We sat down with Jenny Hall, director of Akenfield. Fifty years after Sir Peter Hall turned Ronald Blythe’s best-known work Akenfield into a film, his daughter Jenny Hall will be directing the landmark work on rural Suffolk as a stage production. Get tickets here.
Akenfield has such a deep family and personal connection for you, with your father directing the 1974 film. How does it feel to now bring this story to the stage yourself?
It’s a bit overwhelming. It gets me right on the funny bone. But I feel surprisingly sure footed – as if every life experience and every work experience has led me to this point.
The adaptation by Glenn Wilhide draws on Ronald Blythe’s intimate accounts of rural Suffolk. What elements of the book were most important for you to preserve in this staging?
I commissioned Glenn to adapt Ronnie’s book, because he is so skilled with structure, and because I knew he’d do thorough research and faithfully convey Ronnie’s meaning in dramatic form. The book is 49 testimonies plus Ronnie’s own voice, making 50 – too much to fit into one play. But Glenn has written something bold and fresh that conveys the heart of it. Much of the book is profoundly shocking, and I felt it important to amplify that truth and not flinch away from it or try to put a rosy glow on what was a ferociously hard life.

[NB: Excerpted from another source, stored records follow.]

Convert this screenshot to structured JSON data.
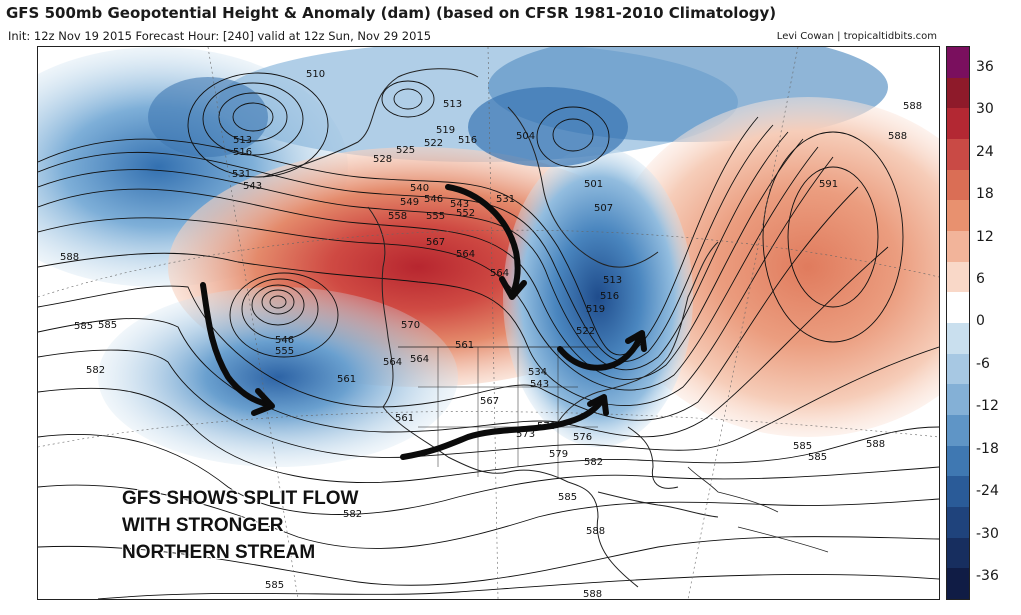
{
  "header": {
    "title": "GFS 500mb Geopotential Height & Anomaly (dam) (based on CFSR 1981-2010 Climatology)",
    "subtitle": "Init: 12z Nov 19 2015   Forecast Hour: [240]   valid at 12z Sun, Nov 29 2015",
    "credit": "Levi Cowan | tropicaltidbits.com"
  },
  "colorbar": {
    "labels": [
      "36",
      "30",
      "24",
      "18",
      "12",
      "6",
      "0",
      "-6",
      "-12",
      "-18",
      "-24",
      "-30",
      "-36"
    ],
    "colors": [
      "#7a0f5e",
      "#8e1a2a",
      "#b32833",
      "#c94a45",
      "#da6e55",
      "#e8916f",
      "#f2b49a",
      "#f9d8c8",
      "#ffffff",
      "#c9dfee",
      "#a7c8e3",
      "#84b0d6",
      "#5f95c6",
      "#3f78b2",
      "#2a5b98",
      "#1f437c",
      "#172e5f",
      "#101c45"
    ]
  },
  "annotation": {
    "line1": "GFS SHOWS SPLIT FLOW",
    "line2": "WITH STRONGER",
    "line3": "NORTHERN STREAM"
  },
  "contour_labels": [
    "510",
    "513",
    "516",
    "531",
    "543",
    "513",
    "519",
    "516",
    "504",
    "522",
    "525",
    "528",
    "540",
    "546",
    "549",
    "543",
    "531",
    "552",
    "555",
    "558",
    "567",
    "564",
    "588",
    "585",
    "582",
    "546",
    "555",
    "561",
    "564",
    "570",
    "561",
    "564",
    "561",
    "567",
    "573",
    "570",
    "576",
    "579",
    "582",
    "585",
    "582",
    "585",
    "588",
    "591",
    "588",
    "585",
    "585",
    "588",
    "588",
    "588",
    "501",
    "507",
    "513",
    "516",
    "519",
    "522",
    "534",
    "543",
    "564",
    "585"
  ]
}
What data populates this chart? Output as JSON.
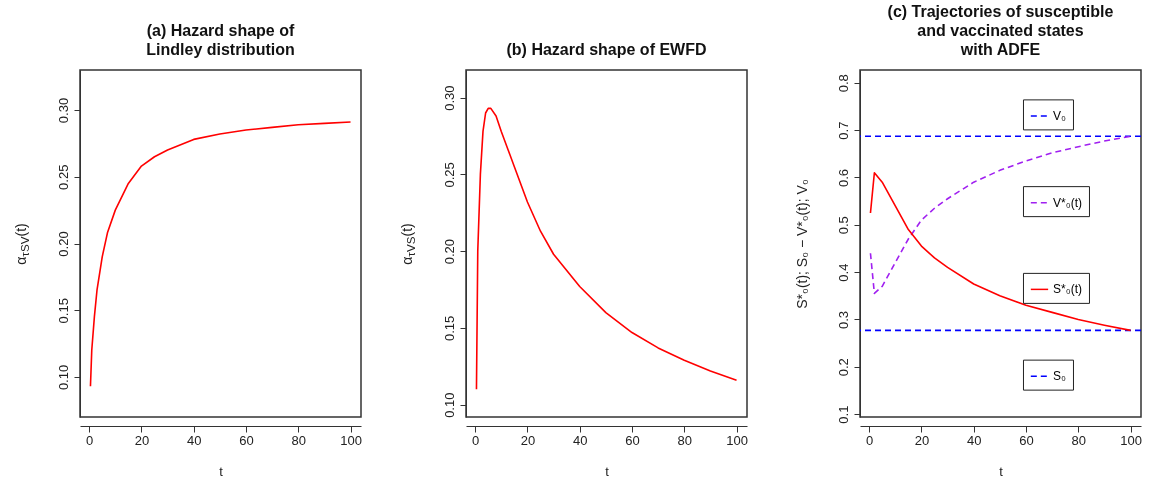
{
  "chart_data": [
    {
      "type": "line",
      "title": "(a) Hazard shape of\nLindley distribution",
      "xlabel": "t",
      "ylabel": "α$_{τSV}$(t)",
      "x": [
        0.5,
        1,
        2,
        3,
        5,
        7,
        10,
        15,
        20,
        25,
        30,
        40,
        50,
        60,
        70,
        80,
        90,
        100
      ],
      "series": [
        {
          "color": "#ff0000",
          "values": [
            0.093,
            0.12,
            0.145,
            0.165,
            0.19,
            0.208,
            0.225,
            0.245,
            0.258,
            0.265,
            0.27,
            0.278,
            0.282,
            0.285,
            0.287,
            0.289,
            0.29,
            0.291
          ]
        }
      ],
      "xlim": [
        -3.5,
        104
      ],
      "ylim": [
        0.07,
        0.33
      ],
      "xticks": [
        0,
        20,
        40,
        60,
        80,
        100
      ],
      "yticks": [
        {
          "value": 0.1,
          "label": "0.10"
        },
        0.15,
        {
          "value": 0.2,
          "label": "0.20"
        },
        0.25,
        {
          "value": 0.3,
          "label": "0.30"
        }
      ]
    },
    {
      "type": "line",
      "title": "(b) Hazard shape of EWFD",
      "xlabel": "t",
      "ylabel": "α$_{τVS}$(t)",
      "x": [
        0.5,
        1,
        2,
        3,
        4,
        5,
        6,
        8,
        10,
        15,
        20,
        25,
        30,
        40,
        50,
        60,
        70,
        80,
        90,
        100
      ],
      "series": [
        {
          "color": "#ff0000",
          "values": [
            0.11,
            0.2,
            0.25,
            0.278,
            0.29,
            0.293,
            0.293,
            0.288,
            0.278,
            0.255,
            0.232,
            0.213,
            0.198,
            0.177,
            0.16,
            0.147,
            0.137,
            0.129,
            0.122,
            0.116
          ]
        }
      ],
      "xlim": [
        -3.5,
        104
      ],
      "ylim": [
        0.092,
        0.318
      ],
      "xticks": [
        0,
        20,
        40,
        60,
        80,
        100
      ],
      "yticks": [
        {
          "value": 0.1,
          "label": "0.10"
        },
        0.15,
        {
          "value": 0.2,
          "label": "0.20"
        },
        0.25,
        {
          "value": 0.3,
          "label": "0.30"
        }
      ]
    },
    {
      "type": "line",
      "title": "(c) Trajectories of susceptible\nand vaccinated states\nwith ADFE",
      "xlabel": "t",
      "ylabel": "S*₀(t); S₀ − V*₀(t); V₀",
      "x": [
        0.5,
        2,
        5,
        10,
        15,
        20,
        25,
        30,
        40,
        50,
        60,
        70,
        80,
        90,
        100
      ],
      "series": [
        {
          "name": "V*₀(t)",
          "color": "#a020f0",
          "line_style": "dashed",
          "values": [
            0.44,
            0.355,
            0.37,
            0.42,
            0.47,
            0.51,
            0.535,
            0.555,
            0.59,
            0.615,
            0.635,
            0.652,
            0.665,
            0.677,
            0.687
          ]
        },
        {
          "name": "S*₀(t)",
          "color": "#ff0000",
          "line_style": "solid",
          "values": [
            0.525,
            0.61,
            0.59,
            0.54,
            0.49,
            0.455,
            0.43,
            0.41,
            0.375,
            0.35,
            0.33,
            0.315,
            0.3,
            0.288,
            0.277
          ]
        }
      ],
      "ref_lines": [
        {
          "axis": "y",
          "value": 0.687,
          "label": "V₀",
          "color": "#0000ff",
          "line_style": "dashed"
        },
        {
          "axis": "y",
          "value": 0.277,
          "label": "S₀",
          "color": "#0000ff",
          "line_style": "dashed"
        }
      ],
      "legend": "right",
      "xlim": [
        -3.5,
        104
      ],
      "ylim": [
        0.094,
        0.827
      ],
      "xticks": [
        0,
        20,
        40,
        60,
        80,
        100
      ],
      "yticks": [
        0.1,
        0.2,
        0.3,
        0.4,
        0.5,
        0.6,
        0.7,
        0.8
      ]
    }
  ]
}
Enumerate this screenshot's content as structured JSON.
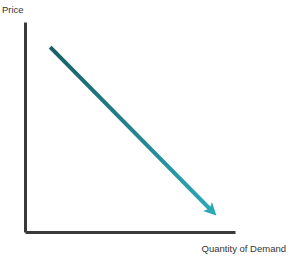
{
  "chart_data": {
    "type": "line",
    "x_label": "Quantity of Demand",
    "y_label": "Price",
    "x": [
      1.2,
      8.9
    ],
    "values": [
      8.8,
      1.0
    ],
    "color": "#2ba8b6",
    "xlim": [
      0,
      10
    ],
    "ylim": [
      0,
      10
    ],
    "xticks": [],
    "yticks": [],
    "tick_labels": false,
    "grid": false
  }
}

The production features an entirely local cast, with both professional actors and people rooted in farming communities. What has working with this blend of performers brought to the piece?
The cast have deep roots in this place, and the voices of their forebears are ringing in their ears. The blend of performers raises everyone’s game. I don’t think you’ll be able to tell who is a professional actor and who isn’t. Entrusting non-actors with a famous piece of work, and with creating new roles in a fine new play, encourages them to dig deep. It creates an exciting and dynamic working environment and preserves authenticity.

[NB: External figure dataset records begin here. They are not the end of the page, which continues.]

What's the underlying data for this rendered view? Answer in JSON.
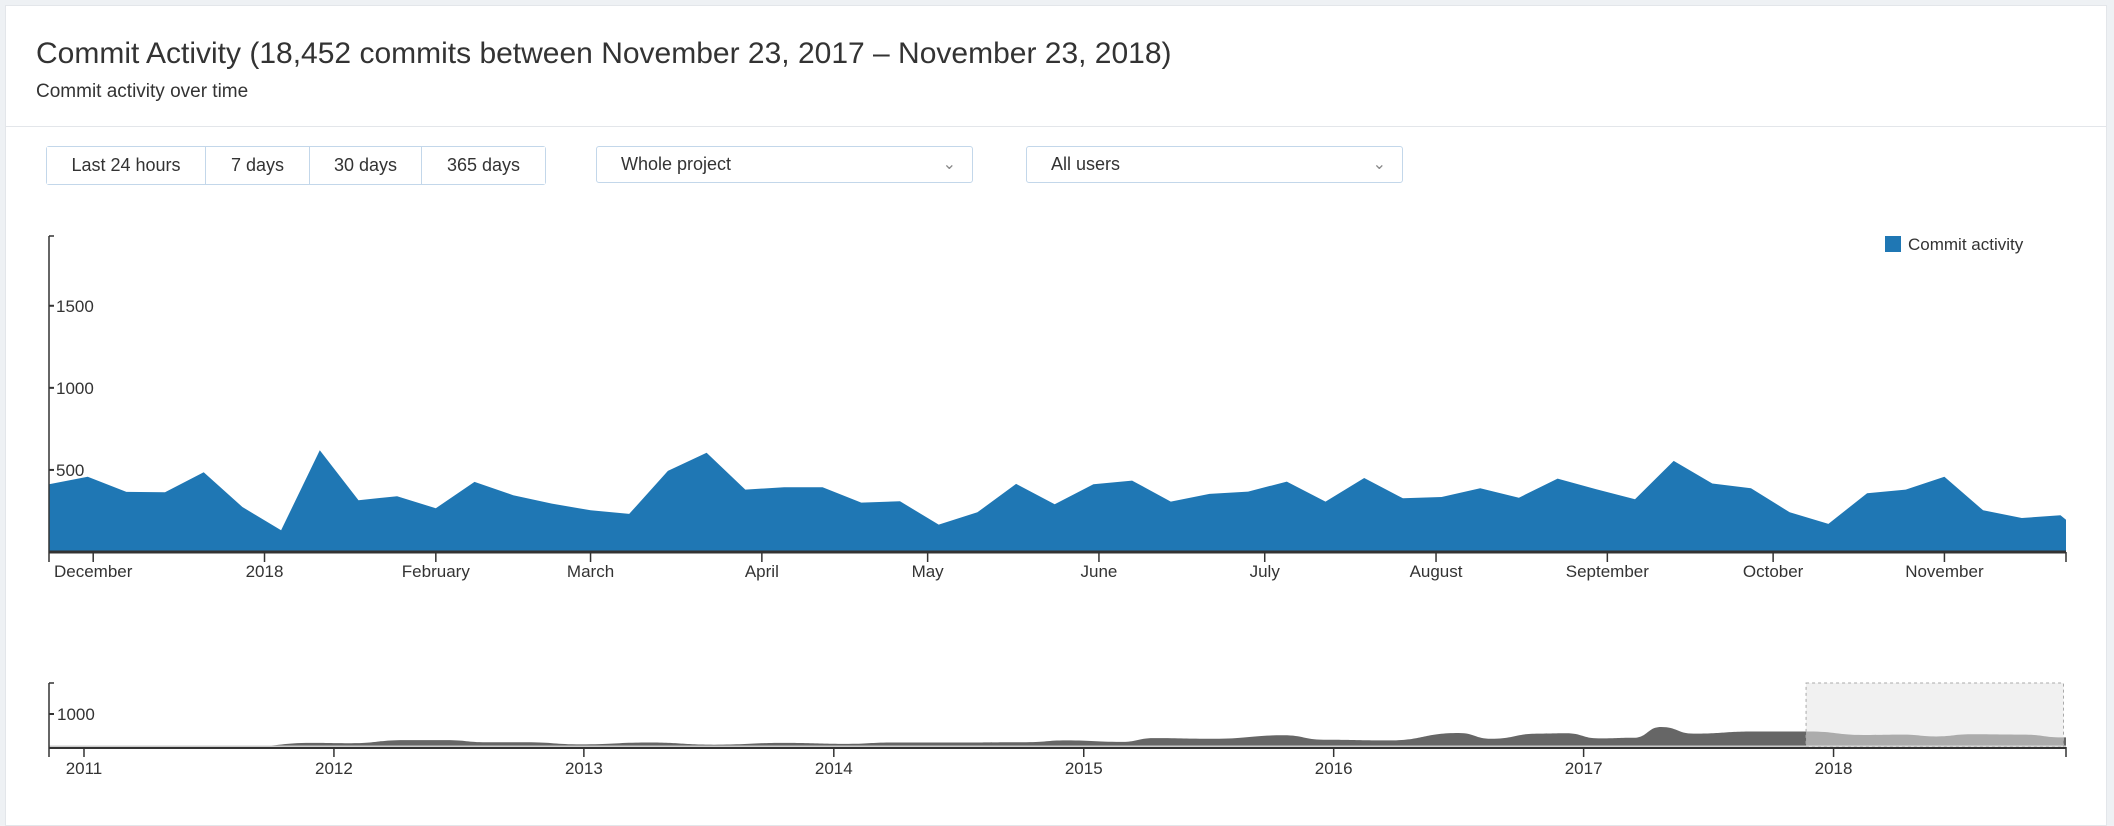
{
  "header": {
    "title": "Commit Activity (18,452 commits between November 23, 2017 – November 23, 2018)",
    "subtitle": "Commit activity over time"
  },
  "filters": {
    "range_buttons": [
      "Last 24 hours",
      "7 days",
      "30 days",
      "365 days"
    ],
    "scope_select": "Whole project",
    "user_select": "All users",
    "chevron_icon": "chevron-down-icon"
  },
  "chart_data": [
    {
      "type": "area",
      "legend": [
        "Commit activity"
      ],
      "legend_placement": "top-right",
      "color": "#1f77b4",
      "ylim": [
        0,
        1925
      ],
      "xlim": [
        "2017-11-23",
        "2018-11-23"
      ],
      "y_ticks": [
        500,
        1000,
        1500
      ],
      "x_ticks": [
        {
          "label": "December",
          "date": "2017-12-01"
        },
        {
          "label": "2018",
          "date": "2018-01-01"
        },
        {
          "label": "February",
          "date": "2018-02-01"
        },
        {
          "label": "March",
          "date": "2018-03-01"
        },
        {
          "label": "April",
          "date": "2018-04-01"
        },
        {
          "label": "May",
          "date": "2018-05-01"
        },
        {
          "label": "June",
          "date": "2018-06-01"
        },
        {
          "label": "July",
          "date": "2018-07-01"
        },
        {
          "label": "August",
          "date": "2018-08-01"
        },
        {
          "label": "September",
          "date": "2018-09-01"
        },
        {
          "label": "October",
          "date": "2018-10-01"
        },
        {
          "label": "November",
          "date": "2018-11-01"
        }
      ],
      "x": [
        "2017-11-23",
        "2017-11-30",
        "2017-12-07",
        "2017-12-14",
        "2017-12-21",
        "2017-12-28",
        "2018-01-04",
        "2018-01-11",
        "2018-01-18",
        "2018-01-25",
        "2018-02-01",
        "2018-02-08",
        "2018-02-15",
        "2018-02-22",
        "2018-03-01",
        "2018-03-08",
        "2018-03-15",
        "2018-03-22",
        "2018-03-29",
        "2018-04-05",
        "2018-04-12",
        "2018-04-19",
        "2018-04-26",
        "2018-05-03",
        "2018-05-10",
        "2018-05-17",
        "2018-05-24",
        "2018-05-31",
        "2018-06-07",
        "2018-06-14",
        "2018-06-21",
        "2018-06-28",
        "2018-07-05",
        "2018-07-12",
        "2018-07-19",
        "2018-07-26",
        "2018-08-02",
        "2018-08-09",
        "2018-08-16",
        "2018-08-23",
        "2018-08-30",
        "2018-09-06",
        "2018-09-13",
        "2018-09-20",
        "2018-09-27",
        "2018-10-04",
        "2018-10-11",
        "2018-10-18",
        "2018-10-25",
        "2018-11-01",
        "2018-11-08",
        "2018-11-15",
        "2018-11-22",
        "2018-11-23"
      ],
      "values": [
        413,
        459,
        366,
        364,
        486,
        274,
        132,
        620,
        315,
        340,
        266,
        427,
        346,
        295,
        254,
        232,
        494,
        604,
        380,
        394,
        394,
        301,
        309,
        167,
        242,
        415,
        291,
        413,
        435,
        307,
        354,
        368,
        429,
        307,
        451,
        327,
        335,
        388,
        331,
        447,
        382,
        321,
        555,
        417,
        388,
        242,
        171,
        358,
        380,
        459,
        254,
        207,
        224,
        197
      ]
    },
    {
      "type": "area",
      "color": "#666666",
      "ylim": [
        0,
        1940
      ],
      "xlim": [
        2010.86,
        2018.93
      ],
      "y_ticks": [
        1000
      ],
      "x_ticks": [
        2011,
        2012,
        2013,
        2014,
        2015,
        2016,
        2017,
        2018
      ],
      "x_years": [
        2010.88,
        2011.2,
        2011.47,
        2011.66,
        2011.91,
        2012.07,
        2012.28,
        2012.45,
        2012.61,
        2012.77,
        2012.99,
        2013.26,
        2013.52,
        2013.8,
        2014.06,
        2014.23,
        2014.45,
        2014.77,
        2014.93,
        2015.15,
        2015.28,
        2015.52,
        2015.8,
        2015.96,
        2016.22,
        2016.5,
        2016.63,
        2016.82,
        2016.93,
        2017.06,
        2017.2,
        2017.31,
        2017.44,
        2017.68,
        2017.9,
        2018.12,
        2018.28,
        2018.41,
        2018.55,
        2018.76,
        2018.92
      ],
      "values": [
        10,
        30,
        40,
        20,
        125,
        115,
        210,
        210,
        145,
        145,
        80,
        135,
        70,
        125,
        95,
        135,
        135,
        145,
        200,
        155,
        270,
        250,
        355,
        220,
        200,
        425,
        250,
        405,
        415,
        260,
        280,
        605,
        405,
        470,
        470,
        365,
        375,
        320,
        385,
        375,
        290
      ],
      "brush_selection": [
        2017.89,
        2018.92
      ]
    }
  ]
}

You’ve described the play as “surprisingly relevant now.” In what ways do you see the themes of Akenfield resonating with audiences today?
Ronnie gave a voice, and a hauntingly beautiful one, to people on the bottom rung of the ladder. Forgotten people. People who were persistently exploited by farmers and a ruling class who generally believed the poor deserved to remain that way. I wish that wasn’t relevant now but I see economic exploitation on the rise, everywhere.

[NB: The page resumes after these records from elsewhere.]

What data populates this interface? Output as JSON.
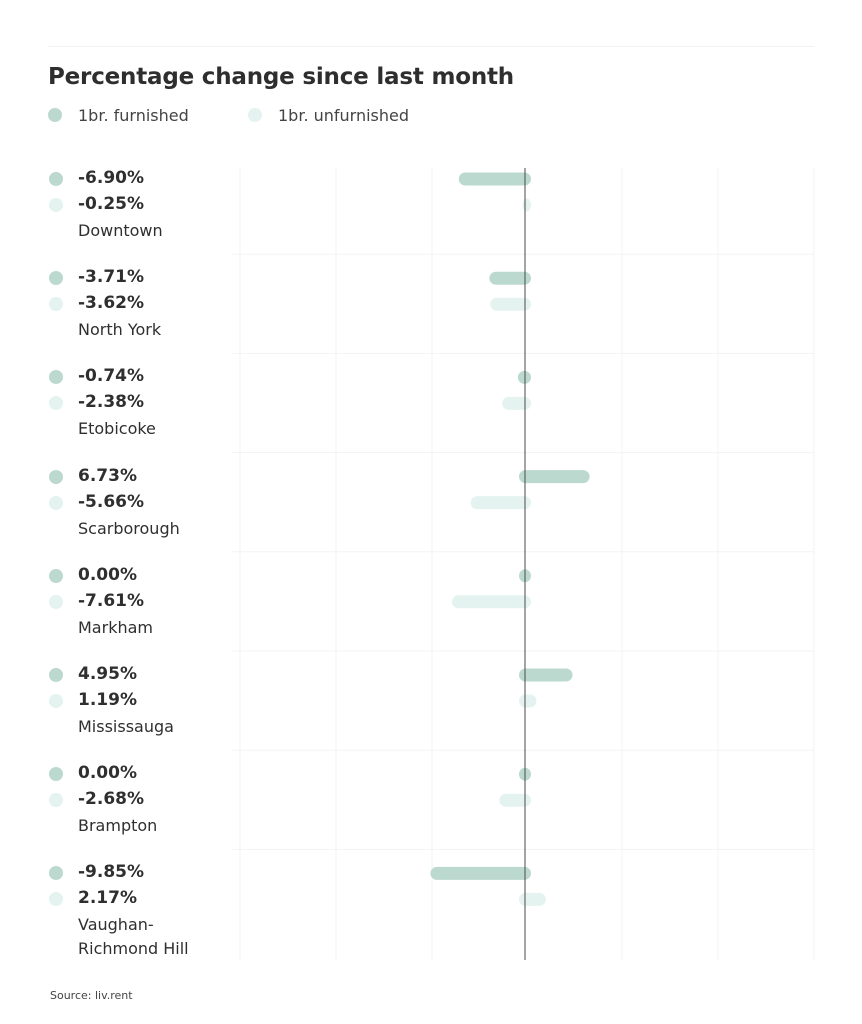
{
  "chart_data": {
    "type": "bar",
    "orientation": "horizontal",
    "title": "Percentage change since last month",
    "legend_position": "top-left",
    "grid": true,
    "series": [
      {
        "name": "1br. furnished",
        "color": "#bcd9d0",
        "values": [
          -6.9,
          -3.71,
          -0.74,
          6.73,
          0.0,
          4.95,
          0.0,
          -9.85
        ]
      },
      {
        "name": "1br. unfurnished",
        "color": "#e4f3ef",
        "values": [
          -0.25,
          -3.62,
          -2.38,
          -5.66,
          -7.61,
          1.19,
          -2.68,
          2.17
        ]
      }
    ],
    "categories": [
      "Downtown",
      "North York",
      "Etobicoke",
      "Scarborough",
      "Markham",
      "Mississauga",
      "Brampton",
      "Vaughan-\nRichmond Hill"
    ],
    "value_labels": [
      [
        "-6.90%",
        "-0.25%"
      ],
      [
        "-3.71%",
        "-3.62%"
      ],
      [
        "-0.74%",
        "-2.38%"
      ],
      [
        "6.73%",
        "-5.66%"
      ],
      [
        "0.00%",
        "-7.61%"
      ],
      [
        "4.95%",
        "1.19%"
      ],
      [
        "0.00%",
        "-2.68%"
      ],
      [
        "-9.85%",
        "2.17%"
      ]
    ]
  },
  "source": "Source: liv.rent"
}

With set design by sculptor Laurence Edwards and music by Finn and Rowan Collinson, this production has a strong artistic and local flavour. How have these collaborations shaped the atmosphere and storytelling of the show?
All the heads of department involved in Akenfield are local people and it’s an amazing line-up! I surrounded myself with people who matched my passion for this project – for both personal and aesthetic reasons. I wanted everyone to feel free to explore their connection to Akenfield, trusting that our shared passion would result in a coherent whole. It has been a tremendously joyful collaboration, with urgent care taken over every tiny detail of our production. It has been an absolute privilege for me to produce and direct this show.